The tuk tuks here are electric, so they don't have the same two-stroke rumble they do overseas, said Walid Mourtada, the president and CEO of eTuk Denver.

"It’s like a Tesla. Sometimes you don’t even hear a Tesla rolling up to you. Same with a tuk tuk. The only common sound they have between the ones you see you’ll see here and the ones in Thailand is the horn," Mourtada said.

They are cheap too -- just $3 per person for a ride from Union Station to Capitol Hill.

Jumping through regulatory hoops

Mourtada and two friends were on a trip to a small city in Guatemala a few years ago where they used the rickshaws to get around town.

"They were so convenient. You hop in, you hop out. It’s low friction," Mourtada said. "At that point, we said, ‘Why don’t we bring these to Denver?’ "

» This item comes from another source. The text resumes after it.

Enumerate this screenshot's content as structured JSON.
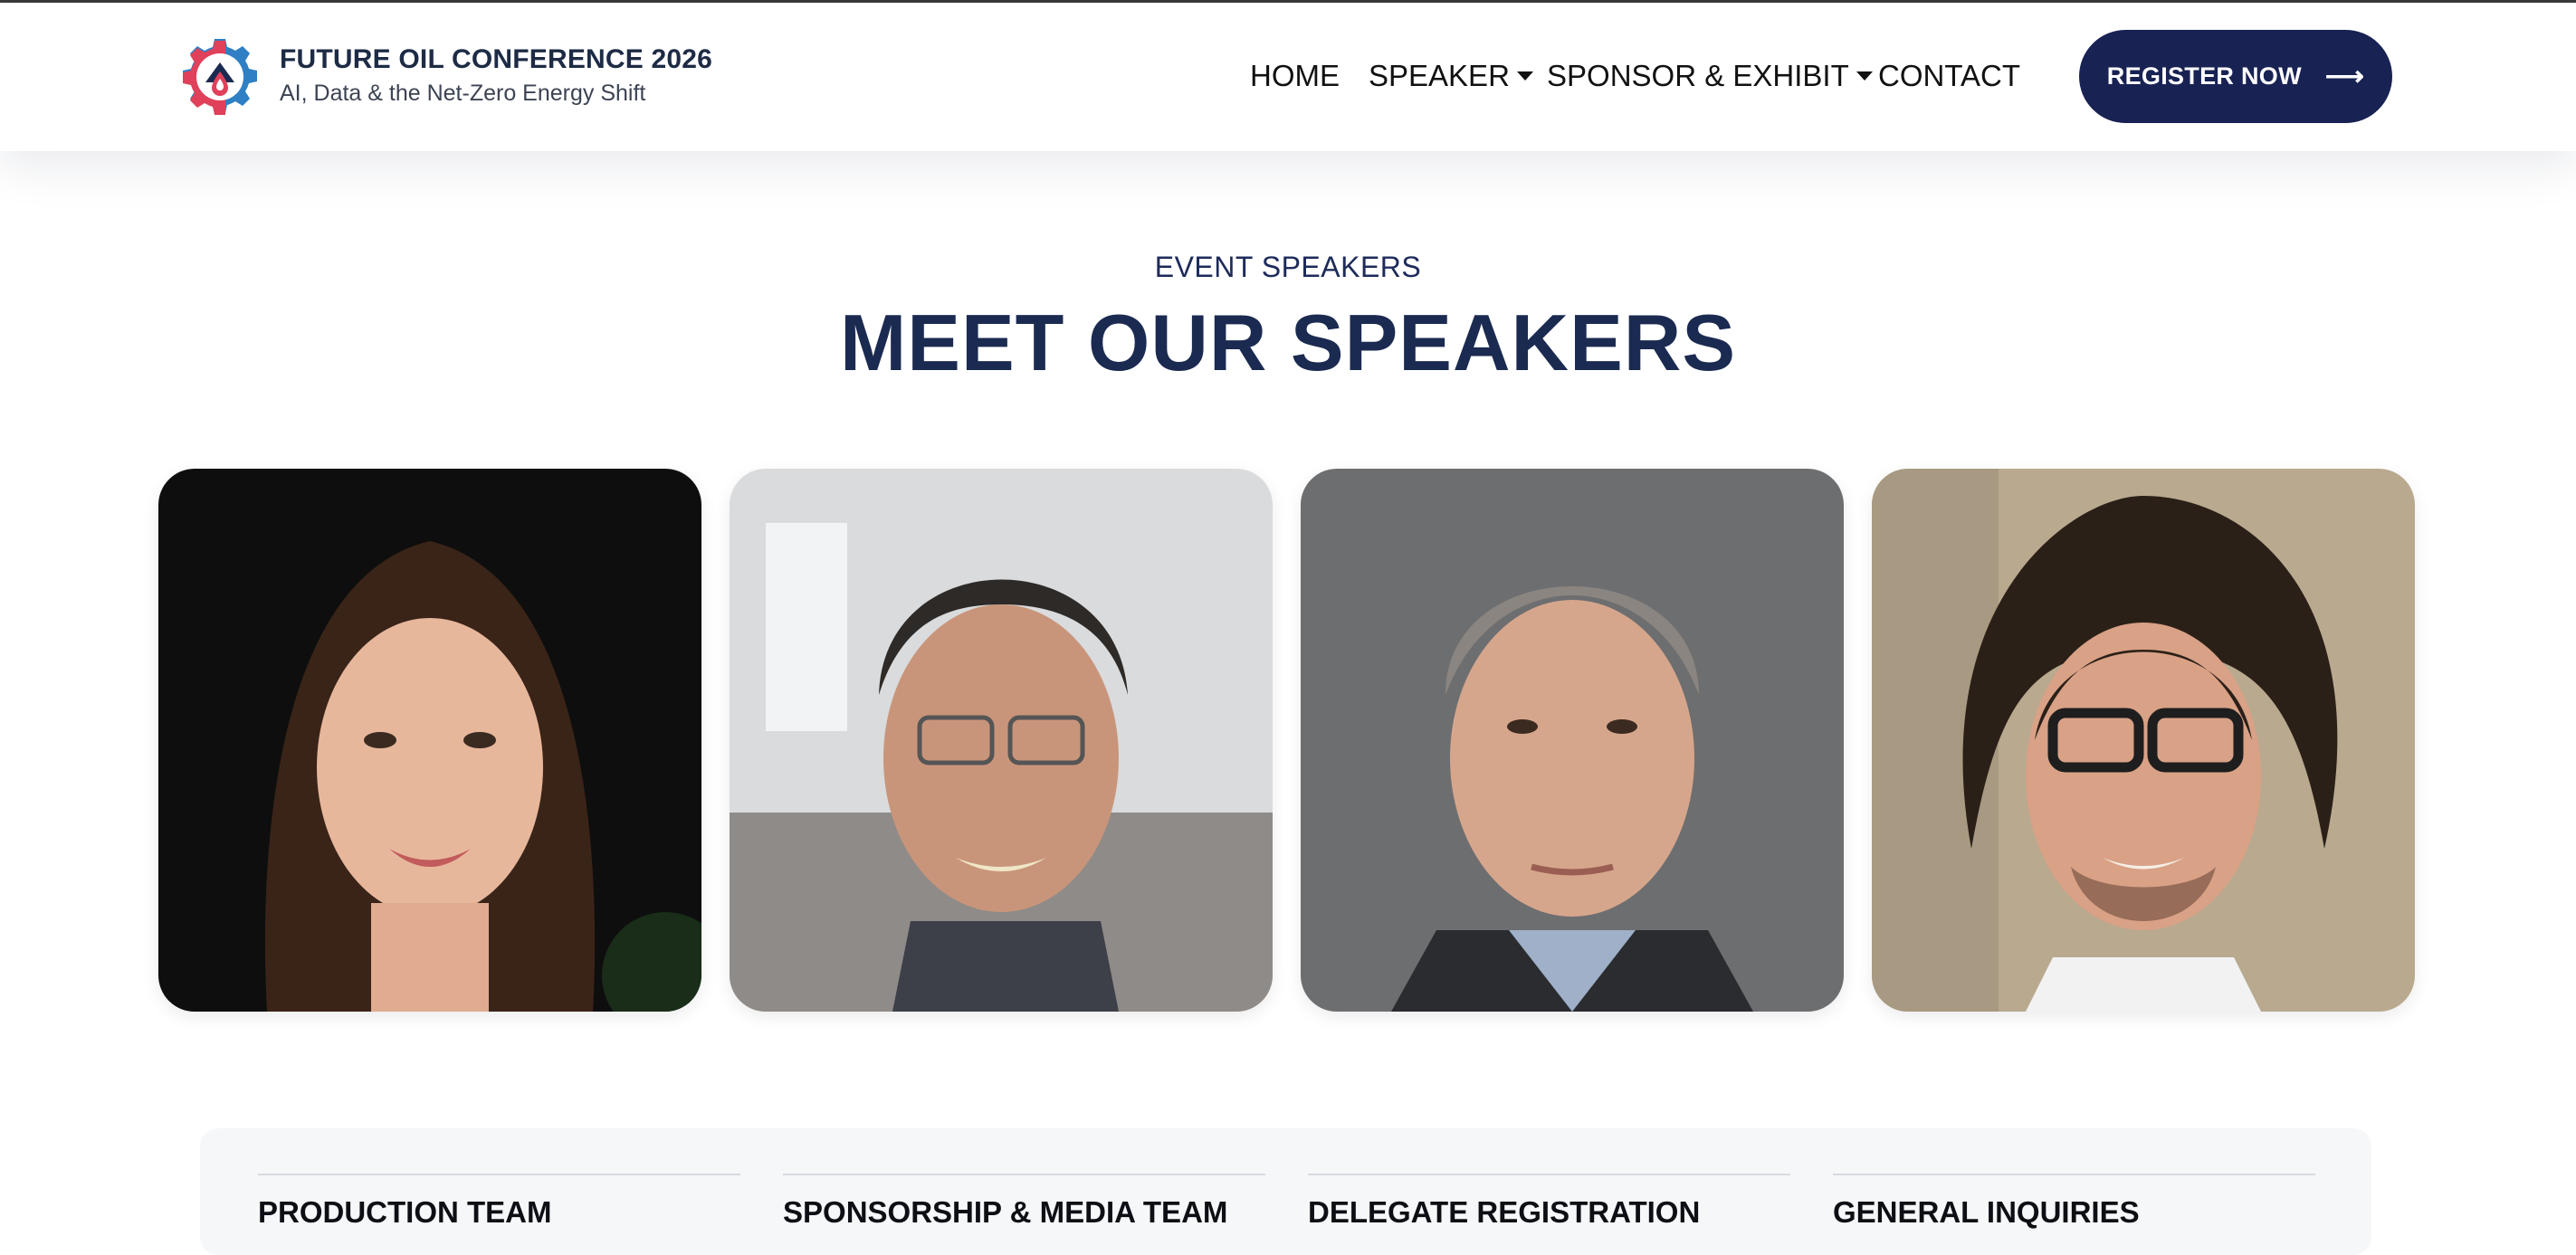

And now they have, in the form of eTuk Denver. They also started another company, eTuk USA, with a more national focus. Mourtada and his friends worked out a manufacturing and distribution deal with an Amsterdam-based company, The Tuk Tuk Factory, that builds the vehicles up to Western safety standards.

They also got approval from the U.S. Department of Transportation, the National Highway Safety Traffic Administration, and the Colorado Public Utilities Commission. And finally, just last month, the Colorado Legislature reclassified tuk tuks. Before a bill passed late this session, drivers would have needed a motorcycle license and eye protection. And any passengers under 18 would have needed to wear a helmet. Photo: Tuk tuk in Thailand

Clearing those regulatory hurdles took more than two years, but now eTukUSA is the only company in the U.S. that can sell street-legal tuk tuks. That could prove to be a valuable asset. After an Associated Press story about eTukUSA ran a few weeks ago, the company says it's phone has been ringing off the hook with potential customers -- from Yellowstone National Park to a shuttle service in Philadelphia.

Finding a niche

One transportation export says tuk tuks, much like Uber, Car2Go, and other new transportation options aimed at a car-less generation, are the result of decades of urban planning and relatively high gas prices.

Carolyn McAndrews, an assistant professor in CU Denver's planning and design​ department, has used tuk tuks to get around Bangkok's crowded streets. She has a lot of questions about the vehicle's future here.

"Once we see an innovation like this, how would you make it long lasting? What will help it survive? How would it become part of somebody's everyday routine?" she asked. "That's a little more complicated and incremental."

The key, McAndrews said, will be for tuk tuks to find their niche in between buses, bikes and Ubers. For now, eTuk Denver has just a handful of vehicles on the road. Mourtada plans to have 18 cruising around the city by next year.